Os mesmos temas dominaram o segundo congresso de Nabat, que teve lugar em Elizavetgrado cinco meses depois, em abril de 1919. Escrevendo no jornal da Confederação pouco depois da abertura do Congresso, Senia Fleshin dava uma ideia do tom do encontro quando acusava as pessoas comunistas de levantar “uma muralha da China entre elas”. O Congresso, fazendo eco dos protesto de Fleshin, deplorava o fato de que num tempo haviam comitês de trabalhadoras livres e espontâneos da Rússia revolucionária, estavam agora absorvidos pelo sindicatos, “meros aparelhos oficiais, político-administrativo e mesmo policial das novas pessoas chefes-exploradoras representadas no Estado”.
Também os sovietes se converteram em instrumentos da autoridade estatal, declaravam as delegadas, que fizeram um chamamento em favor de sua substituição por comitês não políticos de todas os grupos – comitês de fábrica e camponeses, comitês de bairro, comitês culturais e educativos. As pessoas delegadas abriram fogo contra suas próprias companheiras, condenando o “anarco-sovietismo” e o “pan-anarquismo” dos irmãos Gordin. Mais ainda, atacavam o “sectarismo faccional” dos anarcossindicalistas (que haviam se negado a aderir a Confederação) e se negaram a enviar uma delegação ao terceiro Congresso Anarco-sindicalista de Toda a Rússia.
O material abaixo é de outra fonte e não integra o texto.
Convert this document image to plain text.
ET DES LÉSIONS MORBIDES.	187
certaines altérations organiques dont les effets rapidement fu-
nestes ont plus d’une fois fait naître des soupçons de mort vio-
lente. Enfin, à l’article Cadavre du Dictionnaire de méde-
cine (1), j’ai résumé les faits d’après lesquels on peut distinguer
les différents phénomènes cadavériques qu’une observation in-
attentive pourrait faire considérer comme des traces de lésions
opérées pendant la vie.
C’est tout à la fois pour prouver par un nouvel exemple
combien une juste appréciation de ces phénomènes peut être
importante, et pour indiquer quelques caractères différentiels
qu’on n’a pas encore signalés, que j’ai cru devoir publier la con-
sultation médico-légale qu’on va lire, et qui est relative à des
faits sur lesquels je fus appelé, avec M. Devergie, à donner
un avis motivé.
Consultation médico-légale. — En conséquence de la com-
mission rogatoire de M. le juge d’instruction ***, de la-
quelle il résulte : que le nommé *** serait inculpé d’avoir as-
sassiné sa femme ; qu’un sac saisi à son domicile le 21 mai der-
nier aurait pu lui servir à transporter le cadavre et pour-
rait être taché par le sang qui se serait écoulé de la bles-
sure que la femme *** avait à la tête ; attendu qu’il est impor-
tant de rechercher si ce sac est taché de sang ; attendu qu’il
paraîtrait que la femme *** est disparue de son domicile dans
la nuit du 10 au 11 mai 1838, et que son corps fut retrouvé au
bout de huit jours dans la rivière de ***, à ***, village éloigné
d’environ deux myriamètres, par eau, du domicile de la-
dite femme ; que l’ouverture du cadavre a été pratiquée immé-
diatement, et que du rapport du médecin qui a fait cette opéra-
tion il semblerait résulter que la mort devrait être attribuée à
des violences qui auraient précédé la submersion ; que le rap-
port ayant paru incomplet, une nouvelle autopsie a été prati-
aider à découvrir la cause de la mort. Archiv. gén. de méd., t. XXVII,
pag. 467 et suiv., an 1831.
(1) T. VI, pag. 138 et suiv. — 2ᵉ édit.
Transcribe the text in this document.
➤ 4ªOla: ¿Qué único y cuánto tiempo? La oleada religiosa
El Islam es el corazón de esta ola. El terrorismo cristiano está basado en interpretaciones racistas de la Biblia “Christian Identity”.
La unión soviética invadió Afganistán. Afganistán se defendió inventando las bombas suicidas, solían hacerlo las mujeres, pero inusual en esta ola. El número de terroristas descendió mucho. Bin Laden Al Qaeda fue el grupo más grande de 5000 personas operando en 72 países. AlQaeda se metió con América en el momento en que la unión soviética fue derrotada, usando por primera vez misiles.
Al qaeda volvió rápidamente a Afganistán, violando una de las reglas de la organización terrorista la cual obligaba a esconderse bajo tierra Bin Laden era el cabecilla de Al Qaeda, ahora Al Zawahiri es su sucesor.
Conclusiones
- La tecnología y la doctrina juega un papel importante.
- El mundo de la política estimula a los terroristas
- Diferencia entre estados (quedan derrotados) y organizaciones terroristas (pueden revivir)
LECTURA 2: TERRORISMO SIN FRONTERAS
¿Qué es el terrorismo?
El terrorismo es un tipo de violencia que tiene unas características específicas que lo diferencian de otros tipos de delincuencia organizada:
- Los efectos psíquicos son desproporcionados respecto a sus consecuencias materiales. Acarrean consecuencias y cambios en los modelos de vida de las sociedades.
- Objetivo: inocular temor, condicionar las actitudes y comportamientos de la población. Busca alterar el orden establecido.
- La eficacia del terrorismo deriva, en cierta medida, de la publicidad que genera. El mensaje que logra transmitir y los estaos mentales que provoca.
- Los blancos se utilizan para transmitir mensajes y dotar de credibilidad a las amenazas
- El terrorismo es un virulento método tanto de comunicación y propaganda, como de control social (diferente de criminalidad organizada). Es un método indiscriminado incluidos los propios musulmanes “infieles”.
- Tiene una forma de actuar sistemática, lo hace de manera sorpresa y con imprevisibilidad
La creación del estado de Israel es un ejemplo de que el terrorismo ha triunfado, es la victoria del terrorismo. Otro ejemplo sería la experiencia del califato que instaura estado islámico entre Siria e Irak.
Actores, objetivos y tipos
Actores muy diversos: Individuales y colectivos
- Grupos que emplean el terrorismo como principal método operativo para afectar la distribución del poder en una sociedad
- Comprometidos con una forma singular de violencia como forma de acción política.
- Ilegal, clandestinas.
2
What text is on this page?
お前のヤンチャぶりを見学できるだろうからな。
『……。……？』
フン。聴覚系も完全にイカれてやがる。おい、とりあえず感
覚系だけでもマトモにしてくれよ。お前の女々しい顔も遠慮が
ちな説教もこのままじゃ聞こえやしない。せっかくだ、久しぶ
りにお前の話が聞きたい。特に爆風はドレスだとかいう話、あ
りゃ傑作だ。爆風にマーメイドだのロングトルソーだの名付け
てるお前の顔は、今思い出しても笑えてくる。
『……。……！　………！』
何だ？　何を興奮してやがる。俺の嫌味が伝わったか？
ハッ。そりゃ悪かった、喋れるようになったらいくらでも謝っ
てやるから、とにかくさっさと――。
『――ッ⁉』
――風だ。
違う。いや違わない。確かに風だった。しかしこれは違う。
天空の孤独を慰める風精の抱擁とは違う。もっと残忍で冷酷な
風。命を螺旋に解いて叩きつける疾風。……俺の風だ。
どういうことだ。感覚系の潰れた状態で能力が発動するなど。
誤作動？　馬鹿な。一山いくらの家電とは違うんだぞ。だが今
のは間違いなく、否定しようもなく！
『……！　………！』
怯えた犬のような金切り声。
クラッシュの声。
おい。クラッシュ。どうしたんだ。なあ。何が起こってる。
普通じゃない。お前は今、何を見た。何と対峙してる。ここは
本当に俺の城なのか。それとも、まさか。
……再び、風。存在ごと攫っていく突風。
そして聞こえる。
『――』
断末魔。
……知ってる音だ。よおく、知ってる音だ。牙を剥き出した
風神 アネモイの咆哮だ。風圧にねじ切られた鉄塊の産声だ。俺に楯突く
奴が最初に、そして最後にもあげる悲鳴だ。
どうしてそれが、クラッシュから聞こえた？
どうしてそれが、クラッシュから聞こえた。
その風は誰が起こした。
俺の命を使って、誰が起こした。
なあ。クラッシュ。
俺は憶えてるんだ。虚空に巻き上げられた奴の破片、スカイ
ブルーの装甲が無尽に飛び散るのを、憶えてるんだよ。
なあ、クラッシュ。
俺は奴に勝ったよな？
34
Mas estes ataques contra os demais grupos anarquistas pouco contribuíram para atingir o principal objetivo do Nabat, o de conseguir a unidade dentro do movimento.
Sem constrangimento, a Confederação Nabat se encontrava em comum acordo com o resto das pessoas anarquistas em um ponto fundamental: que a tarefa mais urgente do movimento anarquista era defender a revolução contra a investida Branca, mesmo que isso significasse uma aliança pontual com as pessoas comunistas. Porém, o mesmo que havia ocorrido um ano antes no Congresso de Kursk, o Congresso de Elizavetgrado decidiu boicotar o Exército Vermelho, denunciando-o como uma organização autoritária dirigida “de cima para baixo”, dentro das tradições tipicas militares. Nabat depositava suas esperanças em um “exército guerrilheiro”, organizado espontaneamente entre o povo revolucionário. E as coordenadoras do Congresso entendiam como núcleo fundamental desse “exército guerrilheiro” os bandos de guerrilheiras que operavam no interior da Ucrânia sobre a orientação de Nestor Makhno.